Charting Education’s Future: Stakeholder Voices Shape Education Priorities for 2024

As Bangladesh enters 2024, the newly implemented National Curriculum marks a significant change, but wider questions about future directions remain. These include ongoing policy developments, past implementation challenges, and key themes shaping the country’s educational landscape. 

To reflect on progress, address emerging challenges, and collectively explore the questions shaping the educational discourse in 2024, #NextGenEdu and IID arranged a “Community Gathering on What are the Big Questions in Education in 2024”, involving educators, policymakers, and non-government actors from the education sector. 

The gathering was held at Bishwo Shahitto Kendro on February 13th. The event was supported by the Global Partnership of Education (GPE). 

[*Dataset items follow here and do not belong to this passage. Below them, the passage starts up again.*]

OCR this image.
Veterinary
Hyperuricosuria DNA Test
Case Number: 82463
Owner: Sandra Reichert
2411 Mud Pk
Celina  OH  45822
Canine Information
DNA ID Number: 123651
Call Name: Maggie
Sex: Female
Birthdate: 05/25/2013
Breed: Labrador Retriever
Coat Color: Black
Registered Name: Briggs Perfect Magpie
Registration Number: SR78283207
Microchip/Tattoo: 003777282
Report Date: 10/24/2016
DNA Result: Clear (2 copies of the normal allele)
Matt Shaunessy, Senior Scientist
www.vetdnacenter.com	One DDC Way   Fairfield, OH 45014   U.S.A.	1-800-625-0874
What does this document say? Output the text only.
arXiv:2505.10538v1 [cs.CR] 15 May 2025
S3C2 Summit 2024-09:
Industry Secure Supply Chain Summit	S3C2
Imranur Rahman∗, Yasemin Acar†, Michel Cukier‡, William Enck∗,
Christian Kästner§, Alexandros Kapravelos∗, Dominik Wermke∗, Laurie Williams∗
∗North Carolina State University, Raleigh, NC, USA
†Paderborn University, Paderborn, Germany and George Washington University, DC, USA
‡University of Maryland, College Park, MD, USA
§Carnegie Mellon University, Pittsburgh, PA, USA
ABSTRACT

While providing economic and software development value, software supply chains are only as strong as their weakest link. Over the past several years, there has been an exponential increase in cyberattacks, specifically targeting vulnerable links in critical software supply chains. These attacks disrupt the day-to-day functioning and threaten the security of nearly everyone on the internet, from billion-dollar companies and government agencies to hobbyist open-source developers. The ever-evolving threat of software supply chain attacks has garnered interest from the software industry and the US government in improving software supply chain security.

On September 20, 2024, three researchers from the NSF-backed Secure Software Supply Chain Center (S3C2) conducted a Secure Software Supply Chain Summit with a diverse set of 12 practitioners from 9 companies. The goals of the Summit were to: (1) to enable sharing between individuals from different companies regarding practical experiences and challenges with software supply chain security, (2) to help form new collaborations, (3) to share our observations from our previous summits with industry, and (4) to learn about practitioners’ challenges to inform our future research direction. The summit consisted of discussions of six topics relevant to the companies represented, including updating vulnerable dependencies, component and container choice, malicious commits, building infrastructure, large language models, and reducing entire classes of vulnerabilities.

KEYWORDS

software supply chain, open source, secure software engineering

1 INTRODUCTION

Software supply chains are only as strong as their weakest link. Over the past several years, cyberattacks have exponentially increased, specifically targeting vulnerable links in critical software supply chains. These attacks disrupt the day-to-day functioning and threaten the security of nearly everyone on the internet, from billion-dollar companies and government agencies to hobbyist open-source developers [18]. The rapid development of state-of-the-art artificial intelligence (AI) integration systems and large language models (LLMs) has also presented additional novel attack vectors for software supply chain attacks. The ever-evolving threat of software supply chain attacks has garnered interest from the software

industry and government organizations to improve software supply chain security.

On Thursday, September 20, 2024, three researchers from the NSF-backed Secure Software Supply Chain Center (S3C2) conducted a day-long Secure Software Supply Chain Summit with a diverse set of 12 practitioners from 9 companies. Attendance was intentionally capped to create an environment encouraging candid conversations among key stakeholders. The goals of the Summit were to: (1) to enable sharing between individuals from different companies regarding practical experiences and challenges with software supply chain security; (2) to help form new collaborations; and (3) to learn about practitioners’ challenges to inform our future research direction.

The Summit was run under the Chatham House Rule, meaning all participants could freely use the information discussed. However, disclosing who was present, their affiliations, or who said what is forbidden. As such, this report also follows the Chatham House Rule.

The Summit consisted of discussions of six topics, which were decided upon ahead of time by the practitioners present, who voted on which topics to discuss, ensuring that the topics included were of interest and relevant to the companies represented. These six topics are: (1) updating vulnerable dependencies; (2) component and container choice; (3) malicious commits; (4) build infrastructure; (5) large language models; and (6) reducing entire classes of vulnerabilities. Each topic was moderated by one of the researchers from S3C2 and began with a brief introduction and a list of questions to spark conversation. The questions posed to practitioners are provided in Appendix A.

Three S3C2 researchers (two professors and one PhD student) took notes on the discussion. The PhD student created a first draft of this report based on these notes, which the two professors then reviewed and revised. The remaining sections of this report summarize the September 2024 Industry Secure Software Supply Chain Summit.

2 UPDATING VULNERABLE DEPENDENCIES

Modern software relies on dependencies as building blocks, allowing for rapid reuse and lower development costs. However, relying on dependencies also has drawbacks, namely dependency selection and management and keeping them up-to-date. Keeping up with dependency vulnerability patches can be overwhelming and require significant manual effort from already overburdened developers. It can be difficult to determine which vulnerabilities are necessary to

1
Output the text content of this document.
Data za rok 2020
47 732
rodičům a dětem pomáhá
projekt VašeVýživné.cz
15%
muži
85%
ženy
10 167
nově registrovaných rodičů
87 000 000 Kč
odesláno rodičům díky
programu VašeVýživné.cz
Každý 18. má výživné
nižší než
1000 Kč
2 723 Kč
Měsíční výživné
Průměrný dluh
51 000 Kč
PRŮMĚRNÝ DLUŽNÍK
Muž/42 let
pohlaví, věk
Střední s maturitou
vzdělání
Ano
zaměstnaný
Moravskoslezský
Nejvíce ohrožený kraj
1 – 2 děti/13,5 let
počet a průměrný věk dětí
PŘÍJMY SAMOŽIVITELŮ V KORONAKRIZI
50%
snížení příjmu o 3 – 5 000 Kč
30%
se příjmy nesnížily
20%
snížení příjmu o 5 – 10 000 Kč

Representatives from IID highlighted the growing digital disparity amidst the era of Artificial Intelligence (AI) and escalating educational expenditures, as illuminated in their study They stressed the potential of the new curriculum to bridge the gap between education and career paths due to its practical focus. Additionally, they advocated for community involvement to ensure policymakers grasp grassroots requisites. 

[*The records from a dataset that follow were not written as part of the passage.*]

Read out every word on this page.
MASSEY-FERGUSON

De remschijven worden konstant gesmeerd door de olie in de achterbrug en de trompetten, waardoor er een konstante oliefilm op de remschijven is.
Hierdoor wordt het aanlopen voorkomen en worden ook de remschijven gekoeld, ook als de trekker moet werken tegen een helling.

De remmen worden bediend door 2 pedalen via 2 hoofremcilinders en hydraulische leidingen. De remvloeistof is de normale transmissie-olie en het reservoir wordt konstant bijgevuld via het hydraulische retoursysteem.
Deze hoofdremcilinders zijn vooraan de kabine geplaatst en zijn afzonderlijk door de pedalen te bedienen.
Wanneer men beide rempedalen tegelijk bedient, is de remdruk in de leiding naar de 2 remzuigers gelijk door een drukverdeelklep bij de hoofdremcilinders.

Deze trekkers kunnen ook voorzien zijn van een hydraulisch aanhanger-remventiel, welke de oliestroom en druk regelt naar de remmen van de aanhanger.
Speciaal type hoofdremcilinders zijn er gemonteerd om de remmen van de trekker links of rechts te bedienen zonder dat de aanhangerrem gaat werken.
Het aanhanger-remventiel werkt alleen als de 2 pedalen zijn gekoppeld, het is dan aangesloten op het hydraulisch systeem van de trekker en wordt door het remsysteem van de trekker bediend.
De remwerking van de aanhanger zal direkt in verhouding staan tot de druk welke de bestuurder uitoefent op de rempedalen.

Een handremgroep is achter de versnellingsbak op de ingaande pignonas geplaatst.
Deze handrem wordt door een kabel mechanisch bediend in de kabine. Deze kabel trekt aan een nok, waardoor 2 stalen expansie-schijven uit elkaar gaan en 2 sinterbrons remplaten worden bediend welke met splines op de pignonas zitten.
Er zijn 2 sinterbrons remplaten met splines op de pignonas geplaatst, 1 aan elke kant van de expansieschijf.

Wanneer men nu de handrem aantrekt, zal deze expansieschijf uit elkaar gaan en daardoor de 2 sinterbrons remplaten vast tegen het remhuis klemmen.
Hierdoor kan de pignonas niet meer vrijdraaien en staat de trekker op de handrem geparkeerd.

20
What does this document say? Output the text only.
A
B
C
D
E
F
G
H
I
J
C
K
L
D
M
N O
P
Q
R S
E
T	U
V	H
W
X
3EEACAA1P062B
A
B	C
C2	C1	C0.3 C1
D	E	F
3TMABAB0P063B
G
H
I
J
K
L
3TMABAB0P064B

Students present at the gathering observed that the revised curriculum accentuates behavioral evaluation, thereby fostering personal development. Nevertheless, they highlighted challenges concerning collaborative tasks and the grading system. In a session that reflected on ongoing government initiatives, IID shared insights from recent studies conducted by IID on the Annual Development Program (ADP) in education. These findings revealed the government’s growing commitment to making education more accessible in rural areas and among marginalized communities. However, they noted that despite these commendable efforts, a gap still exists in the ability of students from underprivileged groups to emerge as leaders. 

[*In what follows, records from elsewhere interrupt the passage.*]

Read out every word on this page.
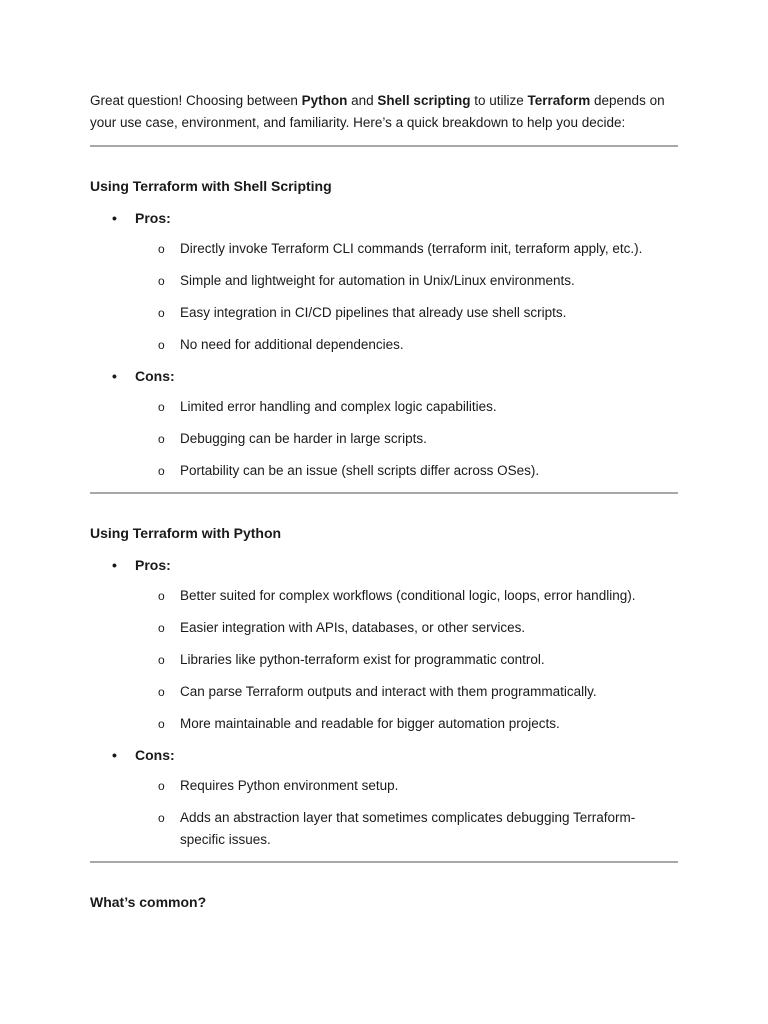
Great question! Choosing between Python and Shell scripting to utilize Terraform depends on your use case, environment, and familiarity. Here’s a quick breakdown to help you decide:

Using Terraform with Shell Scripting
• Pros:
o Directly invoke Terraform CLI commands (terraform init, terraform apply, etc.).
o Simple and lightweight for automation in Unix/Linux environments.
o Easy integration in CI/CD pipelines that already use shell scripts.
o No need for additional dependencies.
• Cons:
o Limited error handling and complex logic capabilities.
o Debugging can be harder in large scripts.
o Portability can be an issue (shell scripts differ across OSes).
Using Terraform with Python
• Pros:
o Better suited for complex workflows (conditional logic, loops, error handling).
o Easier integration with APIs, databases, or other services.
o Libraries like python-terraform exist for programmatic control.
o Can parse Terraform outputs and interact with them programmatically.
o More maintainable and readable for bigger automation projects.
• Cons:
o Requires Python environment setup.
o Adds an abstraction layer that sometimes complicates debugging Terraform-specific issues.
What’s common?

Government officials emphasized the crucial role of teachers in reducing educational expenses by effectively implementing the new curriculum, thereby minimizing the need for private tuition. They also addressed concerns about misinformation surrounding the new curriculum. 

Among others, an assistant professor at the National Curriculum and Textbook Board, a deputy director from DSHE, a national program officer from ILO, a fellow from Teach for Bangladesh, education practitioners from different organizations, students, and parents were present. 

The event was facilitated by Shakil Ahmed, Abdul Malek, Muhammad Ahsan Nahiyan, and Maliha Munawara Mamun from #NextGenEdu. Md. Zarif Rahman and Muhammad Tanbirul Islam participated in the gathering as representatives of IID. 

The community gathering served as a platform for collaborative reflection and action planning. Moving forward, stakeholders will work together to address identified challenges, aiming to create a more equitable and effective education system in 2024.